Como eu ia lidar com um garoto de oito anos, uma faculdade,
empresa... como fazer isso?
— Thommy, você realmente acha que eu não amo você?
— Eu acho. — Ele limpou as lágrimas que banhavam seu rosto
pálido. — Se você me amasse, não me deixaria sozinho. Você tinha
a mamãe, e eu não tenho ninguém!
Thomas bateu a mão no banco, e agora parecia com raiva. Eu
nunca tinha visto ele com raiva.
— Thomas, você sempre tem a mim. Sempre.
— Então me deixa ficar, eu não quero voltar para lá. Não
quero, Logan.
Ele me abraçou e o segurei no colo. Como eu sentia falta dele.
Thomas era a pessoa mais importante da minha vida e, por mais que
eu não me sentisse preparado, estava na hora de assumi-lo.
— Tudo bem, eu não vou te abandonar mais. — Seus olhos
brilharam. — Eu amo você, Thomas. Nunca duvide disso, ok? Por
favor.
— Vai ficar comigo para sempre? — Ele murmurou fungando.
— Para sempre. — Segurei seu rostinho. — Somos uma
família. Você é a pessoa mais importante para mim, e eu te amo
muito, muito mesmo, mais do que eu amo qualquer um. Acredite
nisso, por favor.
Em um primeiro momento, ele me observou com atenção
tentando buscar alguma mentira, mas, quando viu que eu falava
sério, passou os braços pelo meu pescoço e me prendeu em um
abraço que quase me sufocou.
— Eu te amo muito, Logan. — Dei um beijo nos seus cabelos.

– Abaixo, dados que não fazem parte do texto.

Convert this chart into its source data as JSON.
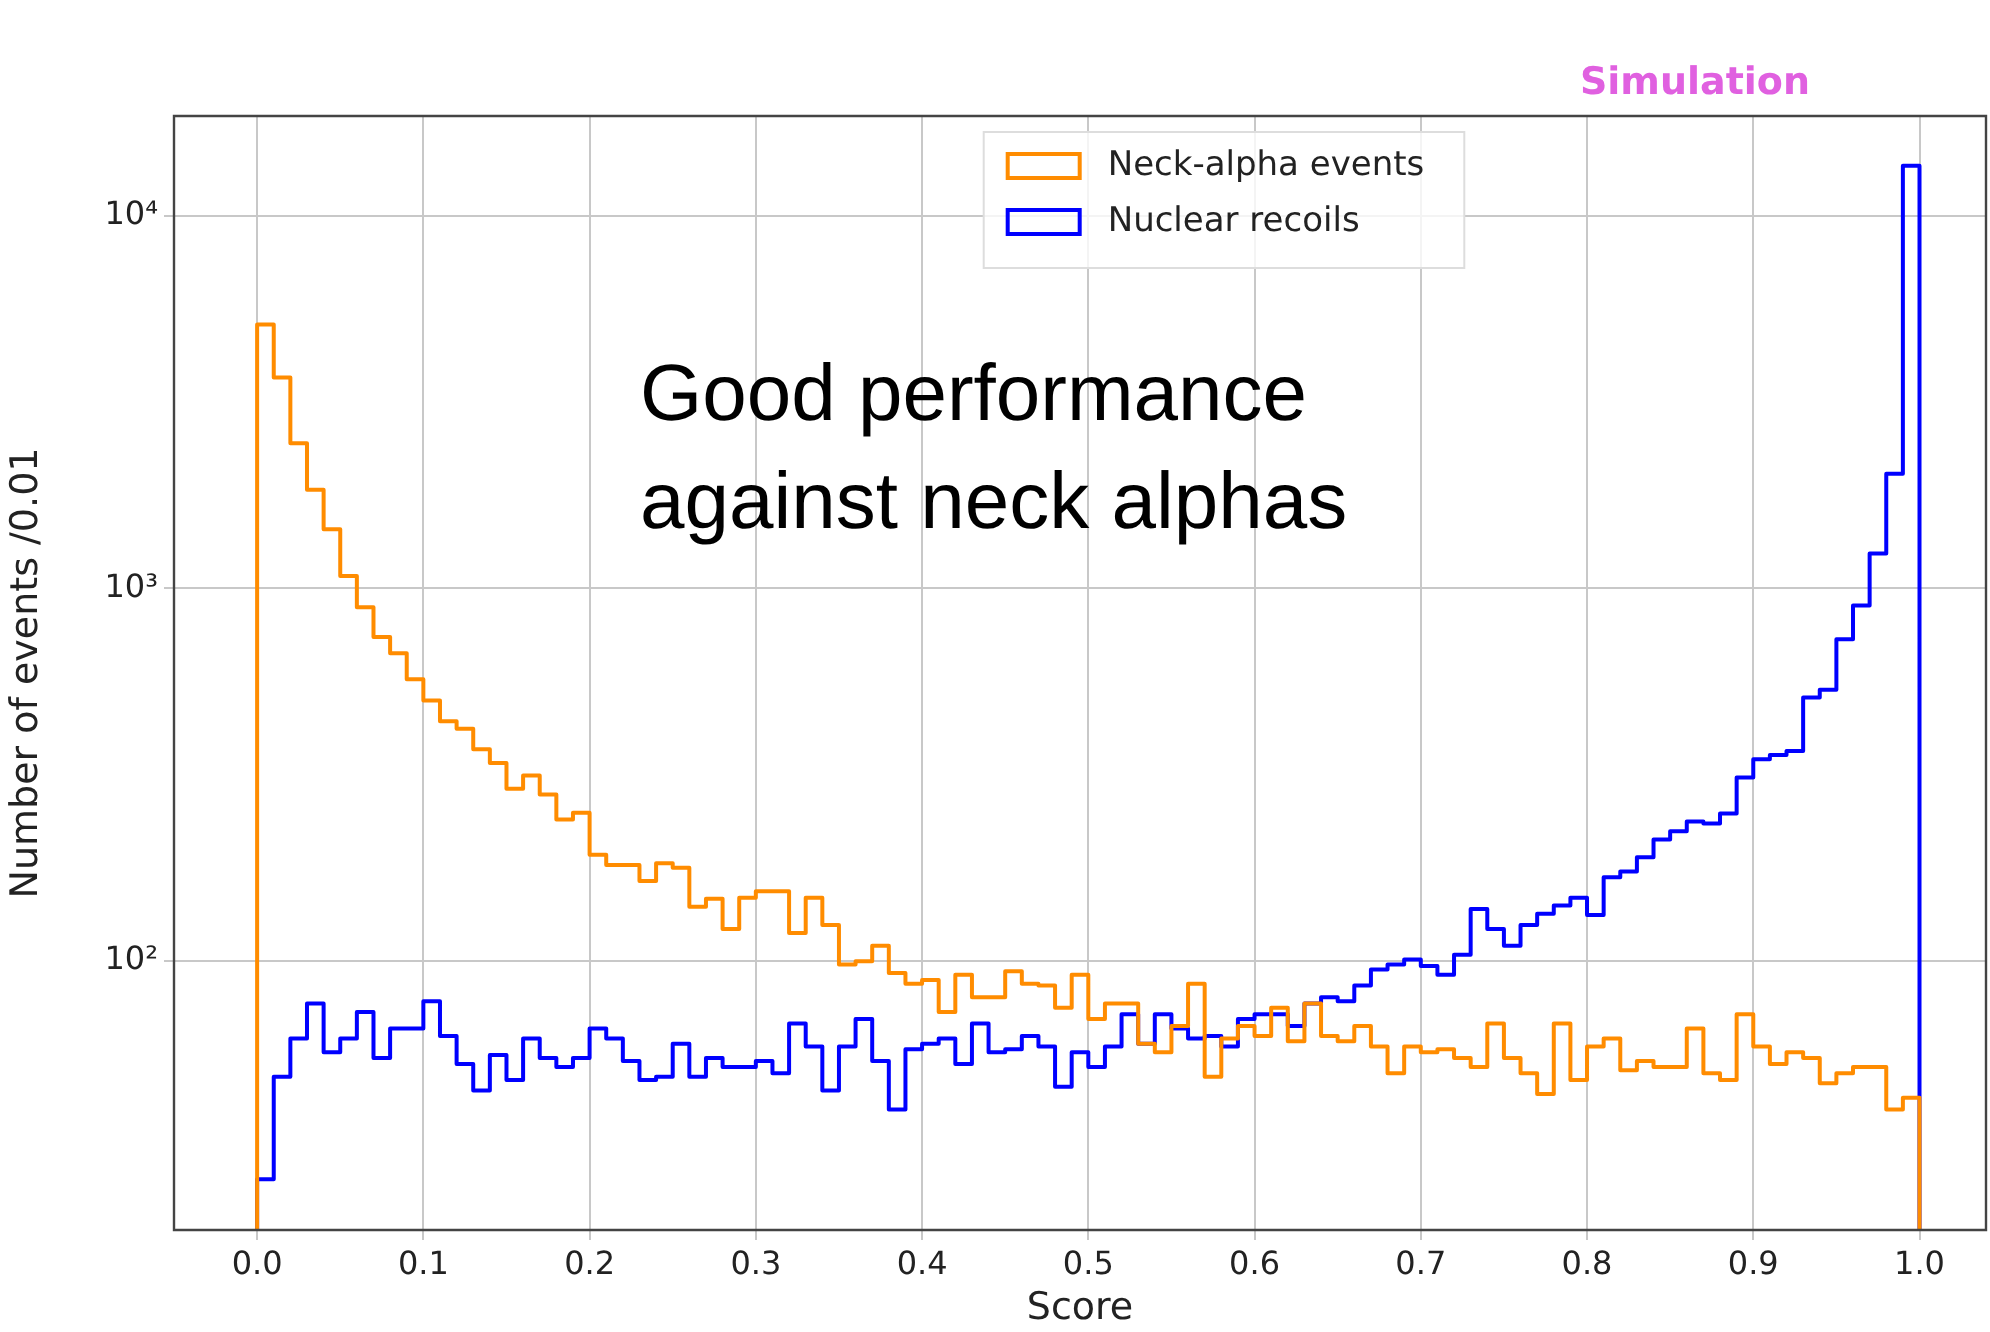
{
  "chart_data": {
    "type": "histogram",
    "xlabel": "Score",
    "ylabel": "Number of events /0.01",
    "annotations": [
      "Good performance against neck alphas",
      "Simulation"
    ],
    "bins": [
      0,
      0.01,
      0.02,
      0.03,
      0.04,
      0.05,
      0.06,
      0.07,
      0.08,
      0.09,
      0.1,
      0.11,
      0.12,
      0.13,
      0.14,
      0.15,
      0.16,
      0.17,
      0.18,
      0.19,
      0.2,
      0.21,
      0.22,
      0.23,
      0.24,
      0.25,
      0.26,
      0.27,
      0.28,
      0.29,
      0.3,
      0.31,
      0.32,
      0.33,
      0.34,
      0.35,
      0.36,
      0.37,
      0.38,
      0.39,
      0.4,
      0.41,
      0.42,
      0.43,
      0.44,
      0.45,
      0.46,
      0.47,
      0.48,
      0.49,
      0.5,
      0.51,
      0.52,
      0.53,
      0.54,
      0.55,
      0.56,
      0.57,
      0.58,
      0.59,
      0.6,
      0.61,
      0.62,
      0.63,
      0.64,
      0.65,
      0.66,
      0.67,
      0.68,
      0.69,
      0.7,
      0.71,
      0.72,
      0.73,
      0.74,
      0.75,
      0.76,
      0.77,
      0.78,
      0.79,
      0.8,
      0.81,
      0.82,
      0.83,
      0.84,
      0.85,
      0.86,
      0.87,
      0.88,
      0.89,
      0.9,
      0.91,
      0.92,
      0.93,
      0.94,
      0.95,
      0.96,
      0.97,
      0.98,
      0.99,
      1
    ],
    "series": [
      {
        "name": "Neck-alpha events",
        "color": "#ff8c00",
        "values": [
          5100,
          3680,
          2450,
          1840,
          1440,
          1080,
          890,
          740,
          670,
          570,
          500,
          440,
          420,
          370,
          340,
          290,
          315,
          280,
          240,
          250,
          193,
          181,
          181,
          164,
          183,
          178,
          140,
          147,
          122,
          148,
          154,
          154,
          119,
          148,
          125,
          98,
          100,
          110,
          93,
          87,
          89,
          73,
          92,
          80,
          80,
          94,
          87,
          86,
          75,
          92,
          70,
          77,
          77,
          60,
          57,
          67,
          87,
          49,
          62,
          67,
          63,
          75,
          61,
          77,
          63,
          61,
          67,
          59,
          50,
          59,
          57,
          58,
          55,
          52,
          68,
          55,
          50,
          44,
          68,
          48,
          59,
          62,
          51,
          54,
          52,
          52,
          66,
          50,
          48,
          72,
          59,
          53,
          57,
          55,
          47,
          50,
          52,
          52,
          40,
          43
        ]
      },
      {
        "name": "Nuclear recoils",
        "color": "#0000ff",
        "values": [
          26,
          49,
          62,
          77,
          57,
          62,
          73,
          55,
          66,
          66,
          78,
          63,
          53,
          45,
          56,
          48,
          62,
          55,
          52,
          55,
          66,
          62,
          54,
          48,
          49,
          60,
          49,
          55,
          52,
          52,
          54,
          50,
          68,
          59,
          45,
          59,
          70,
          54,
          40,
          58,
          60,
          62,
          53,
          68,
          57,
          58,
          63,
          59,
          46,
          57,
          52,
          59,
          72,
          60,
          72,
          66,
          62,
          63,
          59,
          70,
          72,
          72,
          67,
          77,
          80,
          78,
          86,
          95,
          98,
          101,
          97,
          92,
          104,
          138,
          122,
          110,
          125,
          134,
          141,
          148,
          133,
          168,
          174,
          190,
          212,
          223,
          237,
          234,
          249,
          311,
          348,
          357,
          366,
          510,
          535,
          730,
          900,
          1240,
          2030,
          13600
        ]
      }
    ],
    "log": "y",
    "xlim": [
      -0.05,
      1.04
    ],
    "ylim": [
      19,
      18500
    ],
    "xticks": [
      {
        "value": 0,
        "label": "0.0"
      },
      {
        "value": 0.1,
        "label": "0.1"
      },
      {
        "value": 0.2,
        "label": "0.2"
      },
      {
        "value": 0.3,
        "label": "0.3"
      },
      {
        "value": 0.4,
        "label": "0.4"
      },
      {
        "value": 0.5,
        "label": "0.5"
      },
      {
        "value": 0.6,
        "label": "0.6"
      },
      {
        "value": 0.7,
        "label": "0.7"
      },
      {
        "value": 0.8,
        "label": "0.8"
      },
      {
        "value": 0.9,
        "label": "0.9"
      },
      {
        "value": 1,
        "label": "1.0"
      }
    ],
    "yticks": [
      {
        "value": 100,
        "label": "10²"
      },
      {
        "value": 1000,
        "label": "10³"
      },
      {
        "value": 10000,
        "label": "10⁴"
      }
    ],
    "grid": true,
    "legend": "top"
  }
}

Quando éramos pequenos, eu devia ter uns dezesseis anos,
havia acabado de voltar colégio interno que fiquei por um ano,
Thommy era apenas um bebê. Eu me sentia mal por ter ficado um
ano longe dele, como se eu tivesse abandonado uma parte minha
para trás. Então eu passava todo meu tempo livre com ele e Callum.
Além, é claro, de Sebastian e Jordan, que sempre rondavam nós
três.
Por algum tempo, Thommy me chamou de pai. Era eu que o
educava, dava comida a ele e o colocava na cama. Foi um processo
natural, mas que eu, no auge da adolescência, não consegui lidar.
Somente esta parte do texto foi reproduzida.